Excerpts from Jim Conrad's
Naturalist Newsletter

from the January 3, 2016 Newsletter issued from Hacienda Chichen Resort beside Chichén Itzá Ruins, central Yucatán, MÉXICO
HUMMINGBIRD NEST IN MAMEY TREE

This week in a Mamey tree a hummingbird nest turned up typically constructed of spiderwebs and flakes of foliose lichen, as you can see below, nestled among the Mamey's long, slender leaf petioles:

hummingbird nest of lichens and spiderwebs

A view from above the nest shows it empty of eggs, but with what looks like bits of shattered eggshell in the bottom:

hummingbird nest of lichens & spiderwebs seen from above

I asked the Maya workers, who seldom overlook such things, if they'd noticed a hummingbird hanging around that part of the tree and, yes, some time ago there was a tiny, greenish one zipping all over the place, but that description doesn't help much in figuring out which species it was.

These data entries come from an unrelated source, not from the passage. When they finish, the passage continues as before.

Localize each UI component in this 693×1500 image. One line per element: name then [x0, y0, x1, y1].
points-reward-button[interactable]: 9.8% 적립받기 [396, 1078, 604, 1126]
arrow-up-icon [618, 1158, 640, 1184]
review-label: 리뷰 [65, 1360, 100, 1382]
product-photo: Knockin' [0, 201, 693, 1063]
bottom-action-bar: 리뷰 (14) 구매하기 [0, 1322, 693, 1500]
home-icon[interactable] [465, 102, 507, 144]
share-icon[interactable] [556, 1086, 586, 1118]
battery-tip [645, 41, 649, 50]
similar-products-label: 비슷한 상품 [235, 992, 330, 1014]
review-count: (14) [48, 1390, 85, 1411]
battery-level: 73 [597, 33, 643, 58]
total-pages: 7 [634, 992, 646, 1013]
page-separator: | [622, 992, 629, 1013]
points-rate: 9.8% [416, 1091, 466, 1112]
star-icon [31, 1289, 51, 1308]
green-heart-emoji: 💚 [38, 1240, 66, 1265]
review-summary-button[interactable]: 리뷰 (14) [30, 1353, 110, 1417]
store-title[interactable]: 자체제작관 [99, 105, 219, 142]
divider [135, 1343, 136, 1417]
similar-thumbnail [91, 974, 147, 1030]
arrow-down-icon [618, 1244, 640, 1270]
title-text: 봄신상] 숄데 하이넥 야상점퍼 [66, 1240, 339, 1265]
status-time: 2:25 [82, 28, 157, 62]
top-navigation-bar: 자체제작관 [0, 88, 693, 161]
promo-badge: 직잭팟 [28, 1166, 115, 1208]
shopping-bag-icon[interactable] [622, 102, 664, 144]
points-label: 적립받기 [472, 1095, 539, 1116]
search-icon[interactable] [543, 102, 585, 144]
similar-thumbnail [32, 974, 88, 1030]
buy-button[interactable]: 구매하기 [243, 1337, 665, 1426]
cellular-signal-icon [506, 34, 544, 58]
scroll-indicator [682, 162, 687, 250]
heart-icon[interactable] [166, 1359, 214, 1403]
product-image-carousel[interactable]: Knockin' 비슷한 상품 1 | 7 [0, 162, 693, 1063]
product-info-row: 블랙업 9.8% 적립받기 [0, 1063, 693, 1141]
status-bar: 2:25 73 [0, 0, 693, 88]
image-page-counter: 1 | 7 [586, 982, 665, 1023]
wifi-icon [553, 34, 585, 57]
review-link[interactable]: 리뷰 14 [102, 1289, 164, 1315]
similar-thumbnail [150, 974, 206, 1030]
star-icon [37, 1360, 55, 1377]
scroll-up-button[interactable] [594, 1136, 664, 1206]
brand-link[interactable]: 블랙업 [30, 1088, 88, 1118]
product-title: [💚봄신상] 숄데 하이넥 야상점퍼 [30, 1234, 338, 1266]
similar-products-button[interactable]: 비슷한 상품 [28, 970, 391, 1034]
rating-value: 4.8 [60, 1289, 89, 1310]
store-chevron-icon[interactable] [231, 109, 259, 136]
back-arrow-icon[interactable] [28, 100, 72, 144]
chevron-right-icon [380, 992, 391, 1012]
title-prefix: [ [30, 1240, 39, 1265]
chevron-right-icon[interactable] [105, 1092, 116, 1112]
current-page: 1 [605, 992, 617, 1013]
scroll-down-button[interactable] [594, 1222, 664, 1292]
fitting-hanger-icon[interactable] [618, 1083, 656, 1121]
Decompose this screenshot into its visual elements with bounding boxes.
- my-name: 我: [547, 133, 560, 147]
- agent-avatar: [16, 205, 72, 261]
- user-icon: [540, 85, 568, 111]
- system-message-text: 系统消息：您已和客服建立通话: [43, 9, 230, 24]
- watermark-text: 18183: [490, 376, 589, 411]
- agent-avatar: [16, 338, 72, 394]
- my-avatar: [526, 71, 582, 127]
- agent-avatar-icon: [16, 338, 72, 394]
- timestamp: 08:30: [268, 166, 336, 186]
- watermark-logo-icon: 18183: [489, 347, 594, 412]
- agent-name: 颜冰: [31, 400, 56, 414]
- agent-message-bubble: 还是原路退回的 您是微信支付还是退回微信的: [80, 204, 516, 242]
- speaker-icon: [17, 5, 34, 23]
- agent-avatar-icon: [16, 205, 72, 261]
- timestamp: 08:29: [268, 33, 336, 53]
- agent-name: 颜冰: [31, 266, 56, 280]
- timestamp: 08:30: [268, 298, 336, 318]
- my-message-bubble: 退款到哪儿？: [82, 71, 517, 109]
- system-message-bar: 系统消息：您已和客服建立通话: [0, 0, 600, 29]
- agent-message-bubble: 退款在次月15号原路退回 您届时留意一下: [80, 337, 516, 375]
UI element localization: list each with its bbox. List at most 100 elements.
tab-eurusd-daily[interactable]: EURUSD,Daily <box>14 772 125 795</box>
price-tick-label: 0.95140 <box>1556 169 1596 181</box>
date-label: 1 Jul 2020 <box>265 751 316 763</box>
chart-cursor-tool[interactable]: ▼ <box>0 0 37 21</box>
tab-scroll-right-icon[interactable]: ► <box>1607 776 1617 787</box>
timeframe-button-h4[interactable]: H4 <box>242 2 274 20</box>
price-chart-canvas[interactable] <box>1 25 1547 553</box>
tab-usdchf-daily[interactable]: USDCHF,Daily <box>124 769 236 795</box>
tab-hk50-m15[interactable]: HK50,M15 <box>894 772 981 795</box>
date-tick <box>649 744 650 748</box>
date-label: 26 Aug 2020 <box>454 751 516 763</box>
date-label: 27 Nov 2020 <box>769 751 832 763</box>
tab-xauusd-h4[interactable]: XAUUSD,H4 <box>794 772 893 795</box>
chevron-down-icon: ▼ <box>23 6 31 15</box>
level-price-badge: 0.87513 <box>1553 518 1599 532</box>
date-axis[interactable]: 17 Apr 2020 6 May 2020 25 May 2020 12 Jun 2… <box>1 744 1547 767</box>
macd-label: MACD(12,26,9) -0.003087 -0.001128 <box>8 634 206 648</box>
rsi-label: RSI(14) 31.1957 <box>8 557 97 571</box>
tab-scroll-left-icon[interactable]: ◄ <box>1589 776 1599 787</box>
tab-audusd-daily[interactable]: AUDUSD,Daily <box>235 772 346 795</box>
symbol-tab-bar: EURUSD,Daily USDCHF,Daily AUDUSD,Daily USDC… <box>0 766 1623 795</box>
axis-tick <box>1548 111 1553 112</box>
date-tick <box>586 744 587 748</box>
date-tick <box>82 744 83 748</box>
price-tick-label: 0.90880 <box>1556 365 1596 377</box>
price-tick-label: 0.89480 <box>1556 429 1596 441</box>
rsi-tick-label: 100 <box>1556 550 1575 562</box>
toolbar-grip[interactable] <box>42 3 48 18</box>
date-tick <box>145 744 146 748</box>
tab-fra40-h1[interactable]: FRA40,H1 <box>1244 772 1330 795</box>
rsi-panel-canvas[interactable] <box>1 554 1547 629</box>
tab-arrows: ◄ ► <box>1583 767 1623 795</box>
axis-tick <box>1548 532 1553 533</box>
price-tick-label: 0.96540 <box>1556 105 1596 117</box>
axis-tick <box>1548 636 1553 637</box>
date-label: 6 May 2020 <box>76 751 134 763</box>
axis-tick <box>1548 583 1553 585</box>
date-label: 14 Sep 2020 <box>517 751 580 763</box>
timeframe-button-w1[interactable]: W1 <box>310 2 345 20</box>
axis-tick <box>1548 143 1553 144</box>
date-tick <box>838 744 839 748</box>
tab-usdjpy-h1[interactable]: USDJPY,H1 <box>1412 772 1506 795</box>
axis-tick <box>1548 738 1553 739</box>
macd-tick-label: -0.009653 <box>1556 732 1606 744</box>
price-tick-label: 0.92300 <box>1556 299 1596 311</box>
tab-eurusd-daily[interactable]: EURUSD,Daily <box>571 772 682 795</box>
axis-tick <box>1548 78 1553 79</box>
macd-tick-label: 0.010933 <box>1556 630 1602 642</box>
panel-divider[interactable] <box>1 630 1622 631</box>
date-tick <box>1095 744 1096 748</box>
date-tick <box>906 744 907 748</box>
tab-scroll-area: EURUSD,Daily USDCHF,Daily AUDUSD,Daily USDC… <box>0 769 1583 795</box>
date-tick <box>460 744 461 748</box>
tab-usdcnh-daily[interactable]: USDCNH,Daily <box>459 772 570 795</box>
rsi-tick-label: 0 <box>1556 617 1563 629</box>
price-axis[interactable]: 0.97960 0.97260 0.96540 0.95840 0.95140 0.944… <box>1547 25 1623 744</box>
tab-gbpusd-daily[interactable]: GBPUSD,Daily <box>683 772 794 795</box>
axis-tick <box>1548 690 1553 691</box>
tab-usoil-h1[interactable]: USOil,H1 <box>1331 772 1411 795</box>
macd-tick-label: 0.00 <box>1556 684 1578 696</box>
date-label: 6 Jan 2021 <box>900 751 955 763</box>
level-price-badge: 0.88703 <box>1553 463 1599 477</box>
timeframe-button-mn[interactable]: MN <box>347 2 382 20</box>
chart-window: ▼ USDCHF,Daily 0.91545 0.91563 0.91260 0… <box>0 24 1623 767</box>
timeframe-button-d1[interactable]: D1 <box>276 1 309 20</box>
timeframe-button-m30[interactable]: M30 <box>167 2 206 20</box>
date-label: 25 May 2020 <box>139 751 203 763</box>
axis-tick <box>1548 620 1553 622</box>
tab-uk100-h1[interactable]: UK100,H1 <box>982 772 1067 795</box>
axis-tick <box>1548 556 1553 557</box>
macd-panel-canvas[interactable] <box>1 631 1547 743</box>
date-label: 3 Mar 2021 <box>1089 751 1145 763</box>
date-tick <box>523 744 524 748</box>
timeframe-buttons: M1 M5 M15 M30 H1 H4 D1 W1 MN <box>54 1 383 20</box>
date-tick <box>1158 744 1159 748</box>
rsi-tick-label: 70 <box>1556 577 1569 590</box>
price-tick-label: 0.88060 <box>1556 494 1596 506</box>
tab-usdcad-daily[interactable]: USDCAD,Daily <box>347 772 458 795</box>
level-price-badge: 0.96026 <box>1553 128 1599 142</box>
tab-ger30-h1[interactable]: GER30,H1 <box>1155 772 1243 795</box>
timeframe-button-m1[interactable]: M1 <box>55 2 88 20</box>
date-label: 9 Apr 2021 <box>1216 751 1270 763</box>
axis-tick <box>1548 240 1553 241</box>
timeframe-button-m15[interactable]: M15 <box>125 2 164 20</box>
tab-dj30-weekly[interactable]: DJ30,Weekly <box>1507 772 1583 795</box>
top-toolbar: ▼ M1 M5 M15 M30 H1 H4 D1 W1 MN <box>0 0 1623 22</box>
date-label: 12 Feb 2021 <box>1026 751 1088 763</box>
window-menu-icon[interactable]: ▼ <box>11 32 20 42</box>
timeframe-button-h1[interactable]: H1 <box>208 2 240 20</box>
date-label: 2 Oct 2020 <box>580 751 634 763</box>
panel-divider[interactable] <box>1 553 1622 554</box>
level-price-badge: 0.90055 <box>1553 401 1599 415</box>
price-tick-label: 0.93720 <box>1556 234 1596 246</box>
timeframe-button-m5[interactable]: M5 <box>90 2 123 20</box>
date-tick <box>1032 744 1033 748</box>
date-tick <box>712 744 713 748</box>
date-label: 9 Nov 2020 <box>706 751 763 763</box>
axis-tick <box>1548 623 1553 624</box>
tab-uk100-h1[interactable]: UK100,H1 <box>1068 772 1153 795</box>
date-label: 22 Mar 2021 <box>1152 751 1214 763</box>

Maybe the nest will be reused and, if so, we'll be watching to determine the species.


from the May 10, 2009 Newsletter, issued from the Siskiyou Mountains west of Grants Pass, Oregon:
A CATTAIL-FUZZ HUMMINGBIRD NEST

I show you only a tiny fraction of the pictures I take, or try to take. Especially with birds I'm just too slow. For instance, for the last month I've been trying to photograph hummingbirds removing fuzz from cattail spikes, a process I've witnessed dozens of times but never managed to get more than a blur with the camera. I haven't even been able to identify them with certainty.

The other day Anita brought me a hummingbird nest she'd found at the end of the last nesting season. The nest was made predominantly of cattail fuzz, as shown below:

hummingbird nest made of cattail fuzz

The hummingbird species nesting in this region are the Calliope, Anna's, Black-chinned and Rufous. I see the Rufous most commonly, but who knows whose nest this is?